А вместе с тем — уже в этих же самых письмах звучат какие-то новые, немыслимые для прежнего Винсента интонации усталого скепсиса. Он, например, не советует сестре слишком серьезно относиться к учению, книгам, искусству — лучше побольше развлекаться, бесхитростно наслаждаться жизнью[28]. «Бывают периоды, когда искусство вовсе не кажется мне чем-то святым и возвышенным» (п. В-1).
Комментаторы писем Ван Гога отмечают с удивлением странную метаморфозу: насколько прежде, будучи еще «дебютантом», Ван Гог пламенно верил в себя, а в искусстве искал «грандиозного» (по выражению Раппарда), настолько во французский период он становится поразительно скромен, говорит о своих работах, в том числе о тех, что ныне заслуженно считаются шедеврами, в легком тоне, почти небрежно, чуть ли не как о средстве «занять время».

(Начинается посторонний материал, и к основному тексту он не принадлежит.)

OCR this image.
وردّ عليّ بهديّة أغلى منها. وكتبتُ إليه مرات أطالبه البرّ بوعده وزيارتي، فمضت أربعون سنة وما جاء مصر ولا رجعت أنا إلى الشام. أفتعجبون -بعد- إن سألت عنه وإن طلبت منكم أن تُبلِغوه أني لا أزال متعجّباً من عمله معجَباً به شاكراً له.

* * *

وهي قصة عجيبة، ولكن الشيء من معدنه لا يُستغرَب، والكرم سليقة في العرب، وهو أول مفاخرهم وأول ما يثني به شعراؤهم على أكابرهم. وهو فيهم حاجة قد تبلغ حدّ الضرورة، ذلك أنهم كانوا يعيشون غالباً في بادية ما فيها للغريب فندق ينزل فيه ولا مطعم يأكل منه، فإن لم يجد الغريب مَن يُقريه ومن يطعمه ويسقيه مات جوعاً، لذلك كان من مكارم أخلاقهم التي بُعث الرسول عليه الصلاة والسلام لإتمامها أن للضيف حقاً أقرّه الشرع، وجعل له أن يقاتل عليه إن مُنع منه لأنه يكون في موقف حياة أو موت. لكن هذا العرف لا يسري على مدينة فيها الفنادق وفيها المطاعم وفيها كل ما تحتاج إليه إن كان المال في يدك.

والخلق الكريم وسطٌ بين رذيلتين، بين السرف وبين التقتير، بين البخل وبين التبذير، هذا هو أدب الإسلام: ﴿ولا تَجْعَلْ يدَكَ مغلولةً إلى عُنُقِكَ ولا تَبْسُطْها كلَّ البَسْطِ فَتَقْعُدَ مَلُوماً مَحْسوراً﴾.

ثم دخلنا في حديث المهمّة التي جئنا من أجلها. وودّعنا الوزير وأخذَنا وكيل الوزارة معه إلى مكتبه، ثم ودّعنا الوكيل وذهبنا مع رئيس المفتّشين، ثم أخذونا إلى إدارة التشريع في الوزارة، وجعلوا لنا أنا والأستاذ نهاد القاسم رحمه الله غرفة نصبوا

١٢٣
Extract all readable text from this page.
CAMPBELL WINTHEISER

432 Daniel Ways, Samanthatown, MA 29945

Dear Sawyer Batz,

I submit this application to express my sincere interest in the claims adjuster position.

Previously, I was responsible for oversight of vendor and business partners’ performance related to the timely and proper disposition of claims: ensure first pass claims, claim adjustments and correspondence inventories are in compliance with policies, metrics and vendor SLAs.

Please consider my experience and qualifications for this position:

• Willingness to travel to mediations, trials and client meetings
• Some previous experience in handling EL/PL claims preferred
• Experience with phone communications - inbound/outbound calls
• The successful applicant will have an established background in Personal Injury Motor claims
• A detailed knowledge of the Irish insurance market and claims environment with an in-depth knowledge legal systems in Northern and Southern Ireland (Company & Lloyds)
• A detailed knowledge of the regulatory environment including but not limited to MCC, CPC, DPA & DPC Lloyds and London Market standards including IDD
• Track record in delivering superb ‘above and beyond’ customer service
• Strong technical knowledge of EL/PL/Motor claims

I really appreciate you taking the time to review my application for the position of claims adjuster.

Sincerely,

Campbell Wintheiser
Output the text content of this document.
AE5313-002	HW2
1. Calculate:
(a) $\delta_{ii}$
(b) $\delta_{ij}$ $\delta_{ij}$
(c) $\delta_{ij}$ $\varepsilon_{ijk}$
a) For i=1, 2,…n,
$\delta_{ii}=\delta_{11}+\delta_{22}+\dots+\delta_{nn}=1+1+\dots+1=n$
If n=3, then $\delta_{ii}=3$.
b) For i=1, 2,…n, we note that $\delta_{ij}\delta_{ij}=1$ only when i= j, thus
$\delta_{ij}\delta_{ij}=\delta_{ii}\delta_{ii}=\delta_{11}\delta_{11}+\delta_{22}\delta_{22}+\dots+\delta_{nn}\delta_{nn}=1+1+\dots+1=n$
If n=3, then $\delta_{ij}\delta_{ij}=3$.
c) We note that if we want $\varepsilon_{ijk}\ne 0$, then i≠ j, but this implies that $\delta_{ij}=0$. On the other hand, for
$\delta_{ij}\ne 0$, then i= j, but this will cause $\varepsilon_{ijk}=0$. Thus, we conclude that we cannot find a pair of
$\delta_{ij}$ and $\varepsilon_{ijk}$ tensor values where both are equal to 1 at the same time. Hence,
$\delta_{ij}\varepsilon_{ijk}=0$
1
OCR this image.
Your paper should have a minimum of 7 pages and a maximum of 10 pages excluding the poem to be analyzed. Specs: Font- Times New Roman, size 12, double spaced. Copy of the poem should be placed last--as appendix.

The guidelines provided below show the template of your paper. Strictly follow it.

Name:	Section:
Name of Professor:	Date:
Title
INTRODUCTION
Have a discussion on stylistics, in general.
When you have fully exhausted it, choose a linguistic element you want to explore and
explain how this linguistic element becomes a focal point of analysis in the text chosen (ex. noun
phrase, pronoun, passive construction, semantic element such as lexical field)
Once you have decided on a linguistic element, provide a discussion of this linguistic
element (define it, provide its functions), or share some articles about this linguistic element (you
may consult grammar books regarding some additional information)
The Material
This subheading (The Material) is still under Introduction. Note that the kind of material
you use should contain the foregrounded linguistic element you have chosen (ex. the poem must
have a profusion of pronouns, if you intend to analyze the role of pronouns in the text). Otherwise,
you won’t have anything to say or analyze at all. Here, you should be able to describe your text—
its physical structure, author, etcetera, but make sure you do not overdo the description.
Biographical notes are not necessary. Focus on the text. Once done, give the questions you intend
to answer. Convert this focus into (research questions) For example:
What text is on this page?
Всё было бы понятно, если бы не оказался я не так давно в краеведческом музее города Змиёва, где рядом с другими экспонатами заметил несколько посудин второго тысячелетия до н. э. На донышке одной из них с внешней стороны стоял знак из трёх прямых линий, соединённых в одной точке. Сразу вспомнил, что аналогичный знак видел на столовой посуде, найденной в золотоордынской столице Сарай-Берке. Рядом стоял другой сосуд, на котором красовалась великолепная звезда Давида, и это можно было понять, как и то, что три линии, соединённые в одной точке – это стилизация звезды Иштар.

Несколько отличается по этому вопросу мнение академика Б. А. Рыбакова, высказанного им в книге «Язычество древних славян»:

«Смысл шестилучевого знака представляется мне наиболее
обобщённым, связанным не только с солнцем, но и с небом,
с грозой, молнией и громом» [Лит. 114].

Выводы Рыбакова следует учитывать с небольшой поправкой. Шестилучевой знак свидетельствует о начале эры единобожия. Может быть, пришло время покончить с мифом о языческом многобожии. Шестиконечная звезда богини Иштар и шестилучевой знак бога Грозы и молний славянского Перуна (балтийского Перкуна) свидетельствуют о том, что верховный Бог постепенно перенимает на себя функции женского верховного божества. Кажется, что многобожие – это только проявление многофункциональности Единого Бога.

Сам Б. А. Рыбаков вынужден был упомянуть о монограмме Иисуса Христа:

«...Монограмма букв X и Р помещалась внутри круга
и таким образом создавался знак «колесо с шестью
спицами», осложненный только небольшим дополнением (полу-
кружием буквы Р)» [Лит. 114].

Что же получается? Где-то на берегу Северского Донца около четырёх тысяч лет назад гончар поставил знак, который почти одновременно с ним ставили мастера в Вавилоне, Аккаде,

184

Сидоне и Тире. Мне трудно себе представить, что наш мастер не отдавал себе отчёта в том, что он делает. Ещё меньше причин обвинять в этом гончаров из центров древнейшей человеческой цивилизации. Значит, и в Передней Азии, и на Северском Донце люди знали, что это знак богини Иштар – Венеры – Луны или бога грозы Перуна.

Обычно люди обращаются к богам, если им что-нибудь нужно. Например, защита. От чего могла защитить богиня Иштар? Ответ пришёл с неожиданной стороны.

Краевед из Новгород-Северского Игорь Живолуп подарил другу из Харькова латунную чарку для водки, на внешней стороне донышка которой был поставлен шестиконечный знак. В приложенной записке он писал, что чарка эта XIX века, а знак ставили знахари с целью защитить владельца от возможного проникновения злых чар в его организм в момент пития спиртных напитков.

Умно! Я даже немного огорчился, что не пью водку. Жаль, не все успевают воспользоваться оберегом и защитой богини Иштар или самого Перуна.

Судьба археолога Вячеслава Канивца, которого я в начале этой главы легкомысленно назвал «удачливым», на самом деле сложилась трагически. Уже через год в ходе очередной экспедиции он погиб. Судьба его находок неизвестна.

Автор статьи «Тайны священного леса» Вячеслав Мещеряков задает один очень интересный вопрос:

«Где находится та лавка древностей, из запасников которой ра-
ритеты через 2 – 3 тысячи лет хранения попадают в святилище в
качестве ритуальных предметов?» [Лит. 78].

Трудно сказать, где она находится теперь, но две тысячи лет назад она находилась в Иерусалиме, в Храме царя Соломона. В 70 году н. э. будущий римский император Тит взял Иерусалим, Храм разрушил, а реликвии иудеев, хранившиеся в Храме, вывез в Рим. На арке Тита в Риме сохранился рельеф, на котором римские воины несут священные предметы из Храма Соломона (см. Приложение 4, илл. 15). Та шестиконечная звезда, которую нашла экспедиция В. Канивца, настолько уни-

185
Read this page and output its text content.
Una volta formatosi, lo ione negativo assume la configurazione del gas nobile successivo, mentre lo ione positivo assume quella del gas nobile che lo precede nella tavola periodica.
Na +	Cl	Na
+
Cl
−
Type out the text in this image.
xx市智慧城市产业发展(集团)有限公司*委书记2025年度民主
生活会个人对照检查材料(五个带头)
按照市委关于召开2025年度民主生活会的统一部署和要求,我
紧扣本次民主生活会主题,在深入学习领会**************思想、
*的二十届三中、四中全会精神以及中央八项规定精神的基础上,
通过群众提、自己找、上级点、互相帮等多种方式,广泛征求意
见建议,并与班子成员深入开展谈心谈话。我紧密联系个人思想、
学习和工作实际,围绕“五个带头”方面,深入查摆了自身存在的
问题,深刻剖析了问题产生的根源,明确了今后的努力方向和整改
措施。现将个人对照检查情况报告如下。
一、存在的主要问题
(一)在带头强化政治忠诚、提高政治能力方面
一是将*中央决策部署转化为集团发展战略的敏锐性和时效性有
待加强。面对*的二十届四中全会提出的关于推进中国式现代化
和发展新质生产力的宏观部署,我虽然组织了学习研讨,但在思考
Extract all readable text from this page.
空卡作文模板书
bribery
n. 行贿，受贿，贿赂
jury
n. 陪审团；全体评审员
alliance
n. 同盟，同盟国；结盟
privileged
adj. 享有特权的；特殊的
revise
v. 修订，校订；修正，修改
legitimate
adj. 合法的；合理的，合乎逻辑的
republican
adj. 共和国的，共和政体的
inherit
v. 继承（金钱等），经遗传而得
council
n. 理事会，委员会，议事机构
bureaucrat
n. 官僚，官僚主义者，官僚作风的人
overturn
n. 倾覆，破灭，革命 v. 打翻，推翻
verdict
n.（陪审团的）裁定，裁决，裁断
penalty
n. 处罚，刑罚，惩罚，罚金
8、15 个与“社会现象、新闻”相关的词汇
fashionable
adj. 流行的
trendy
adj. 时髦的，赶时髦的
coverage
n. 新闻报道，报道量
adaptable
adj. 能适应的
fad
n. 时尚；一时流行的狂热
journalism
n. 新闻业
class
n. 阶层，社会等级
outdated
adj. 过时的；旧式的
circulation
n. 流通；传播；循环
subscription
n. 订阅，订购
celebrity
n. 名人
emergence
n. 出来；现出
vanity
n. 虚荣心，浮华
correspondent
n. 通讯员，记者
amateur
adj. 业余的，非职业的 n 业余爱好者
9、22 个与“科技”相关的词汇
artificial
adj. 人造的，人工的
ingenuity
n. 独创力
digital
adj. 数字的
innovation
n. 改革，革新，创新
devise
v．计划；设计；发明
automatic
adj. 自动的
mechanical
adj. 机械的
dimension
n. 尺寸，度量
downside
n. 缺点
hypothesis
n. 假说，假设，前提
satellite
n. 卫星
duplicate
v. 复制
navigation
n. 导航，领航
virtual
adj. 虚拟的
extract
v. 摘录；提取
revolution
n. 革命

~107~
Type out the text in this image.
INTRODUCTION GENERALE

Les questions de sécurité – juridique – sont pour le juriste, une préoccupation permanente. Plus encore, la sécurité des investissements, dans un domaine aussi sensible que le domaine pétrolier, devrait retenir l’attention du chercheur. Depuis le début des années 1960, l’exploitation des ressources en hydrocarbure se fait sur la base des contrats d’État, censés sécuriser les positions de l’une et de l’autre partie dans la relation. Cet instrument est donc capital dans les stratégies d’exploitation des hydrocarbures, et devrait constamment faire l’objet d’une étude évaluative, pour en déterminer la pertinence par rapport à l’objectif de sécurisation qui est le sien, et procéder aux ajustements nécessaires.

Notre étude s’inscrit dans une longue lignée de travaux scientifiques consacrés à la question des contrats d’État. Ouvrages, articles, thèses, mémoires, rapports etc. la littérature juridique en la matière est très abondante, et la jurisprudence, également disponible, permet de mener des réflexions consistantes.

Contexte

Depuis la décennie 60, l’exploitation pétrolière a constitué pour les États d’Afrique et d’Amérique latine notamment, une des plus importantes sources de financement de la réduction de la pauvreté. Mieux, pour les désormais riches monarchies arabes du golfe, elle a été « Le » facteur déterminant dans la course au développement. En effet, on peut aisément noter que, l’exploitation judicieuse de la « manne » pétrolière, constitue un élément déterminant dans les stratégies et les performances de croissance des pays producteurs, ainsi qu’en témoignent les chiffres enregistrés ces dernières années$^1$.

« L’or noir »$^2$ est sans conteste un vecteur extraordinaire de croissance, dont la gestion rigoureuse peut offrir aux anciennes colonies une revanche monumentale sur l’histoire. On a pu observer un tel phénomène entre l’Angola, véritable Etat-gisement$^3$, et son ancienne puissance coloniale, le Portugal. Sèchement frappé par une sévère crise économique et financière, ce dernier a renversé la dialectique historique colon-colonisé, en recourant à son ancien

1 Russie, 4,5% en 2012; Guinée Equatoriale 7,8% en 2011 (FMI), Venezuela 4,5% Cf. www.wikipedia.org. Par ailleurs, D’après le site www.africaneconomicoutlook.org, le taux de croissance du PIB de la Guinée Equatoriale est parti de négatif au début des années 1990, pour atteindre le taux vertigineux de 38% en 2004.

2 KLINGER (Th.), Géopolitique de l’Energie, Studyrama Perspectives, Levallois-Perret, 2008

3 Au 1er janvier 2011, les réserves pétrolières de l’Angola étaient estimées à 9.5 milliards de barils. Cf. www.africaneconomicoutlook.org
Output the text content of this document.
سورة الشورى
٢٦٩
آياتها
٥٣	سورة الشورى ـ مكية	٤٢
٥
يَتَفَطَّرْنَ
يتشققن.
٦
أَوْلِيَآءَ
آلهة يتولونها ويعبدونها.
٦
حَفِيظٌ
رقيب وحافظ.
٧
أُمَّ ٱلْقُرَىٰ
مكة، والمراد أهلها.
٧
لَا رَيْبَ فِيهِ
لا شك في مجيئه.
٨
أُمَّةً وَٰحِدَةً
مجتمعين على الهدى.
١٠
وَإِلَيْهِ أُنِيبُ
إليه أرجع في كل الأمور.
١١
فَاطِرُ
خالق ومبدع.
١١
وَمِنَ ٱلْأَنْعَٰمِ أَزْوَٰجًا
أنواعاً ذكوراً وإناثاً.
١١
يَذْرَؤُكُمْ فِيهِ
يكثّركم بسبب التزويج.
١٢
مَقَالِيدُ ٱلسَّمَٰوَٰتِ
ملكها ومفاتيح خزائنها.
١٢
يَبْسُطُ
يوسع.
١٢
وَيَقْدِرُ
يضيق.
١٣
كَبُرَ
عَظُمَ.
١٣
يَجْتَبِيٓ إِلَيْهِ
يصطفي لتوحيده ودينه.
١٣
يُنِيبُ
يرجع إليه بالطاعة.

Это не может объясняться неспособностью Ван Гога к верной самооценке. Он отлично сознавал, что стал настоящим мастером своего дела, да и занимался им с еще большим рвением и самозабвенностью. Его «скромность» — результат того, что пошатнулась его вера в апостольскую социальную миссию искусства, как он ее прежде понимал. Здесь и крылась его парижская трагедия. Он получил прививку скептицизма, органически чуждого серьезной, страстной натуре проповедника, хотя оправдываемого его проницательным аналитическим умом. Болезненное противоречие, способное привести к расщеплению личности. И если уж искать внебиологические причины таинственного недуга Ван Гога, то в этом.
Человек наблюдательный и прозорливый, он видел не только то, что общество отворачивается от современных художников, но и то, что интересы искусства поэтому роковым образом замыкаются на самом искусстве, образуя заколдованный круг, не находя выхода вовне: как теперь сказали бы, искусству не достает обратной связи. Оно вынуждено обособиться в изолированный, замкнутый мир, своего рода монастырь. Уйти в искусство — значит, уйти в монастырь, причем далекий от благолепия, раздираемый мелкими цеховыми распрями. И заниматься там тем, что впоследствии Герман Гессе выразил формулой «игра в бисер».